To make good models you often have to make a lot of dummy variables. I’ve learned there are smart ways to create them and dumb ways to create them. FYI All the examples here use the pandas python package. The dumbest way, as any programer will tell you is to hard code it. This is true, but in some situations you just want to make a column of dummy variables quick and not look back. For that I’m a big fan of list comprehensions. As you will see, these list comprehensions are easy to read. You get the data frame name and the column being created first, then you get the logic that was applied to every item, then you get the data frame and column each item was draw from. Also they will not create duplicate rows if run more than once.

In [2]:
# The sample data frame
animals
Out[2]:
name species land_sea_air age sex owner owner_type
id
1 Arthur Aardvark L 2 M Atlanta zoo 1
2 Bubbles Badger L 4 F Bob Saget 2
3 Chaucer Chimpanzee L 8 M Curie Institute 1
4 Daisy Dog L 3 F Daniel Craig 2
5 Elwood Electric Eel S 11 M El Dorado Aquarium 1
6 Felix Ferret L 5 M Will Ferrell 2
7 Gerry Gecko L 5 M North Georgia Zoo 1
8 Hellen Humming Bird A 3 F Halley Berry 2

This list comprehension checks for one value in a column and creates a boolean column. The most obvious use of this is making a column to represent sex.

In [3]:
animals['is_male'] = [x == 'M' for x in animals['sex']]
animals.head(3)
Out[3]:
name species land_sea_air age sex owner owner_type is_male
id
1 Arthur Aardvark L 2 M Atlanta zoo 1 True
2 Bubbles Badger L 4 F Bob Saget 2 False
3 Chaucer Chimpanzee L 8 M Curie Institute 1 True

Here is a version of that list comprehension that cleans off extra spaces and forces the original value to upper case, then returns one for true and zero for false.

In [ ]:
animals['is_male'] = [int(x.strip().upper() == 'M')
                      for x 
                      in animals['sex']]

In this way you can deal with a lot of little issues in one fast line of code. For those of you with Big data see this stack exchange article about the fastest way to do .strip().upper()

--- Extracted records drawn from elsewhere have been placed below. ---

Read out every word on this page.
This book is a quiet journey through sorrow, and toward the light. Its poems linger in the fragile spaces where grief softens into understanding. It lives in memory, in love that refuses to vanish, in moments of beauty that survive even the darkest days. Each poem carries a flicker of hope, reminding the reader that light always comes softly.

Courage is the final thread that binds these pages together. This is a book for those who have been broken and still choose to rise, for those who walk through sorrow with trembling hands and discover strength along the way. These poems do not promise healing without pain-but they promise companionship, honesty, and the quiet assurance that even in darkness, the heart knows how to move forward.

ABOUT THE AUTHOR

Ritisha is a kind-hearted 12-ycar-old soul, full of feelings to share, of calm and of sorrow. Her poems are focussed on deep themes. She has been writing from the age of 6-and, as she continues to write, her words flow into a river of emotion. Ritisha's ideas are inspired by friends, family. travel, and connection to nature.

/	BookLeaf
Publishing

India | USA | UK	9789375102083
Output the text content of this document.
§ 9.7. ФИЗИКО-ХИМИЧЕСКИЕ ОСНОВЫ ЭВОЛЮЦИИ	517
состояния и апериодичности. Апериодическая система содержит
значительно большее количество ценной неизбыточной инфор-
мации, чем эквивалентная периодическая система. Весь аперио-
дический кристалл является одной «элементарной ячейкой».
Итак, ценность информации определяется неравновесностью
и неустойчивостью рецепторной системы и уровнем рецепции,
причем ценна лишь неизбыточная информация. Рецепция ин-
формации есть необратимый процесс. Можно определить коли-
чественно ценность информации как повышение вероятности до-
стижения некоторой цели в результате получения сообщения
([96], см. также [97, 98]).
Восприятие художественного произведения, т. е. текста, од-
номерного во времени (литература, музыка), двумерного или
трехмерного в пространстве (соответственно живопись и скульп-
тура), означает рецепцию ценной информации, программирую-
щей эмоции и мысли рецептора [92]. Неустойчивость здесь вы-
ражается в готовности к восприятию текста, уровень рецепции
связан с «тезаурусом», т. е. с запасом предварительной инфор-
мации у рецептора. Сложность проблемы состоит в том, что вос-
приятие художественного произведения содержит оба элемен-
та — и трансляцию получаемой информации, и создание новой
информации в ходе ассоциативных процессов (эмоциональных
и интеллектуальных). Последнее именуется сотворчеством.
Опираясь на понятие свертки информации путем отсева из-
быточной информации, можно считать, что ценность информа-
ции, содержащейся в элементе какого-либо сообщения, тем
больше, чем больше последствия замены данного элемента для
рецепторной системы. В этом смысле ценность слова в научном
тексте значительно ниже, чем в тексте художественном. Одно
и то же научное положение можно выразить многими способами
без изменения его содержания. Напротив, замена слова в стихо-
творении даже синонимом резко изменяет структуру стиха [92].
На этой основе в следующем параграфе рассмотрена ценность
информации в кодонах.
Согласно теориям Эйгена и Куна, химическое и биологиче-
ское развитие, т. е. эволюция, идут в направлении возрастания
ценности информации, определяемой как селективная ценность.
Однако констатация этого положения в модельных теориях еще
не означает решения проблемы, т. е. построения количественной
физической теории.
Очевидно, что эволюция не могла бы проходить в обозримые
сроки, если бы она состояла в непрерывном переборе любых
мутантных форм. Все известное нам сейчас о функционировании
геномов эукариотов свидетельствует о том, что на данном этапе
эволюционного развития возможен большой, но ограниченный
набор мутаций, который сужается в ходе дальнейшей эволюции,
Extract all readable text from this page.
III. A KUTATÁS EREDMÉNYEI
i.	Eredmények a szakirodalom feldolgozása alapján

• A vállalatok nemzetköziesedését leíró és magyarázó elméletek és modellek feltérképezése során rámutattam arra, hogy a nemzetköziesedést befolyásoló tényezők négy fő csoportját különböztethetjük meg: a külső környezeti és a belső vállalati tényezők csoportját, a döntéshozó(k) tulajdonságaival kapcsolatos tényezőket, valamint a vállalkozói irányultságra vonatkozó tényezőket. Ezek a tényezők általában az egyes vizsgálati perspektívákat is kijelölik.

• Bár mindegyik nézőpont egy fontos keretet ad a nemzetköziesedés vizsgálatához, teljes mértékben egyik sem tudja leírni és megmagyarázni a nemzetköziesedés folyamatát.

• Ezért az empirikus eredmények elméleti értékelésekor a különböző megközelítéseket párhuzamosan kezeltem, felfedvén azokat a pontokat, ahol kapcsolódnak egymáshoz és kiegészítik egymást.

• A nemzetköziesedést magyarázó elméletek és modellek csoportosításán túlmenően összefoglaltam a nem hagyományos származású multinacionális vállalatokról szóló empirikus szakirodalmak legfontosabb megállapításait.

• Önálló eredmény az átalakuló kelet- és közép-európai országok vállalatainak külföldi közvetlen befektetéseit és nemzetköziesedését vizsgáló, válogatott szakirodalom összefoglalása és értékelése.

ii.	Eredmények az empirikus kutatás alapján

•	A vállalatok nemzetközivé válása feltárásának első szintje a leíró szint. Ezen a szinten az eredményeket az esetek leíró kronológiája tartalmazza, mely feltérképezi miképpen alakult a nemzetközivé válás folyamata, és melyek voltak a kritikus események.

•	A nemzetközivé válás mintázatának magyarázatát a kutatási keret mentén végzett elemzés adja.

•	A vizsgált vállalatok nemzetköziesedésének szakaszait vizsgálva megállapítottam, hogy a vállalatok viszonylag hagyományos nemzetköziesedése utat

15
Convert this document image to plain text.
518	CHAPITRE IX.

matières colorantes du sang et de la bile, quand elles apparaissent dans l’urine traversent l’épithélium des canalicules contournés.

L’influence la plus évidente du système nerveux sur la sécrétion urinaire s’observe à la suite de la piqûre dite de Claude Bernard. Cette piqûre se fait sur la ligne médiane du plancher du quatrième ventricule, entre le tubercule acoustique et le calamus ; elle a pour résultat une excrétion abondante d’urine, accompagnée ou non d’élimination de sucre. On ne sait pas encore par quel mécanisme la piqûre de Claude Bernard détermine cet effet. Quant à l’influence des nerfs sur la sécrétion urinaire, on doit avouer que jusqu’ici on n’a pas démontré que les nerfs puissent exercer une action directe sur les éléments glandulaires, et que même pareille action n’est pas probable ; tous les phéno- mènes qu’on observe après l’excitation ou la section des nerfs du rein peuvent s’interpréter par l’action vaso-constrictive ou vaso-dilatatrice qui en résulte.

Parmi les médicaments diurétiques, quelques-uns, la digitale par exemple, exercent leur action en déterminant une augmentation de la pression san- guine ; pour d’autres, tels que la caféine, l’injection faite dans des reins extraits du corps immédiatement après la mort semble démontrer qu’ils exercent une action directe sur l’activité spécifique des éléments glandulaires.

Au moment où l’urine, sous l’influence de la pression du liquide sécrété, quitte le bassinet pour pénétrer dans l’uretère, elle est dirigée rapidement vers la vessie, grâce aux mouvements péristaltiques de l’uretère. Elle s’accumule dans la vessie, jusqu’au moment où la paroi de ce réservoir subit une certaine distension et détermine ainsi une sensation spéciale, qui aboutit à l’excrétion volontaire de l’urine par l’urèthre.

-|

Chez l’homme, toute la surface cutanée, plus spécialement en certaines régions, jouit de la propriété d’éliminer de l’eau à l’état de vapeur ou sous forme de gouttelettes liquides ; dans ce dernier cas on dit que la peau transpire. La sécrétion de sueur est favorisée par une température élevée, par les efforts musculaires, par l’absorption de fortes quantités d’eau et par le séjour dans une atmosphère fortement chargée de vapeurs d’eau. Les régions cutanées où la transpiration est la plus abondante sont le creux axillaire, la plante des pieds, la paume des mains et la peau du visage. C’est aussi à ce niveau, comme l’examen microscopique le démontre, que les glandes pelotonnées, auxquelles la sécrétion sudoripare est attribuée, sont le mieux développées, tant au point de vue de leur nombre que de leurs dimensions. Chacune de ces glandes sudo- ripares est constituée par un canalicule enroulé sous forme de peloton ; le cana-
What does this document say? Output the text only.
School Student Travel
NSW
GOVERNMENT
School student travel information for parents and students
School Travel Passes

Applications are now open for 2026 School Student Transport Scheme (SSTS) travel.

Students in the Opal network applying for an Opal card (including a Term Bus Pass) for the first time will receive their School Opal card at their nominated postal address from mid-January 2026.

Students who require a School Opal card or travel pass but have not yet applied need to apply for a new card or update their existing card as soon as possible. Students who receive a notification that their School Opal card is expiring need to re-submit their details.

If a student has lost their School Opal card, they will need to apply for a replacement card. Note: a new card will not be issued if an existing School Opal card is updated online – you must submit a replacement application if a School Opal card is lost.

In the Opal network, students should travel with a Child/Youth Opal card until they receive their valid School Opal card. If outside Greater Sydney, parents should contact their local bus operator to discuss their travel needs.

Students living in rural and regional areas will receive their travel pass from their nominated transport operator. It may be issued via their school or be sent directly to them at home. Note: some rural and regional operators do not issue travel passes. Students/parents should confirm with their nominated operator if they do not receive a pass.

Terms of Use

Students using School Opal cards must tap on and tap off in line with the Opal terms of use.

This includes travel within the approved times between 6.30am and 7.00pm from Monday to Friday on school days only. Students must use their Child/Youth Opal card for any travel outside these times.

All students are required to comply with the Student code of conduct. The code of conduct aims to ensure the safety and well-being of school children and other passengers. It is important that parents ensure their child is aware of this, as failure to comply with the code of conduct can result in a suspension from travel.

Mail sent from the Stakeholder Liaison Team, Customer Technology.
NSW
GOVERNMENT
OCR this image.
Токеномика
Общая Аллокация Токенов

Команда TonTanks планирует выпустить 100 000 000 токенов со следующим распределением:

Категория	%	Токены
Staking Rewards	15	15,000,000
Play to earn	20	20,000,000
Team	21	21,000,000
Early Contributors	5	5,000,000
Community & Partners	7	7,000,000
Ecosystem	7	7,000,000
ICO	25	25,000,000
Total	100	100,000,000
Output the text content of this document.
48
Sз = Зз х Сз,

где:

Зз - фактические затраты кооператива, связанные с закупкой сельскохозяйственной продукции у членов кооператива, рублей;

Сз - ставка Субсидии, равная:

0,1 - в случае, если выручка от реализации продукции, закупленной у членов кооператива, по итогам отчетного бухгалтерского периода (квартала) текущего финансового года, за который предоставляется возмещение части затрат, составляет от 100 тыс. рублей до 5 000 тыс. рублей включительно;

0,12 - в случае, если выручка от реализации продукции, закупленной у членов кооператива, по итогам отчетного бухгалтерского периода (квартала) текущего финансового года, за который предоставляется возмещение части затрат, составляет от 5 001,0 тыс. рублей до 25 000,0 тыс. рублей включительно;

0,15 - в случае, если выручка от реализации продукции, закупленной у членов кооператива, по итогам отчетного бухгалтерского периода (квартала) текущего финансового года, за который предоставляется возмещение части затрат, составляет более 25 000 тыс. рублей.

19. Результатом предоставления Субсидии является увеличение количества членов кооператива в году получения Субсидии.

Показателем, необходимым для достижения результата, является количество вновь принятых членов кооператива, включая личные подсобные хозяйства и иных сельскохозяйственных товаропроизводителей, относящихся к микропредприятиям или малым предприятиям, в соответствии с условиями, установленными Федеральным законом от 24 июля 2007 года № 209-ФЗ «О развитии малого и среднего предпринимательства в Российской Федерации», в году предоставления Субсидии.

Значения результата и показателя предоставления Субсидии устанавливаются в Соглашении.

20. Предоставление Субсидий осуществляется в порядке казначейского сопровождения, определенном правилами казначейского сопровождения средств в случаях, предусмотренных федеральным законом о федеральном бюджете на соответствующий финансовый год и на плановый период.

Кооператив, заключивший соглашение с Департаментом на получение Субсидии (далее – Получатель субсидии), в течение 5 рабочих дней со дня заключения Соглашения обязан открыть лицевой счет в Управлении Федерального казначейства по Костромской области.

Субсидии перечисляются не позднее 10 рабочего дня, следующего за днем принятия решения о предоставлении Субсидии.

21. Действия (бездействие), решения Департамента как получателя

This is also useful for creating dummy variables that show if something is in a range

In [4]:
animals['is_old'] = [x > 5 for x in animals['age']]
animals.head(3)
Out[4]:
name species land_sea_air age sex owner owner_type is_male is_old
id
1 Arthur Aardvark L 2 M Atlanta zoo 1 True False
2 Bubbles Badger L 4 F Bob Saget 2 False False
3 Chaucer Chimpanzee L 8 M Curie Institute 1 True True

But what if you want to check if something is in a range of categorical values? For example if we wanted to make a dummy variable for sea and air animals?

In [5]:
animals['non_land'] = [x in ['S','A']
                       for x
                       in animals['land_sea_air']]
animals.head(3)
Out[5]:
name species land_sea_air age sex owner owner_type is_male is_old non_land
id
1 Arthur Aardvark L 2 M Atlanta zoo 1 True False False
2 Bubbles Badger L 4 F Bob Saget 2 False False False
3 Chaucer Chimpanzee L 8 M Curie Institute 1 True True False

In this way you have a lot of control over dummy variables besides making one column for each value. FYI if you do want to make a column for every value see this great article by Chris Albon about pd.get_dummies()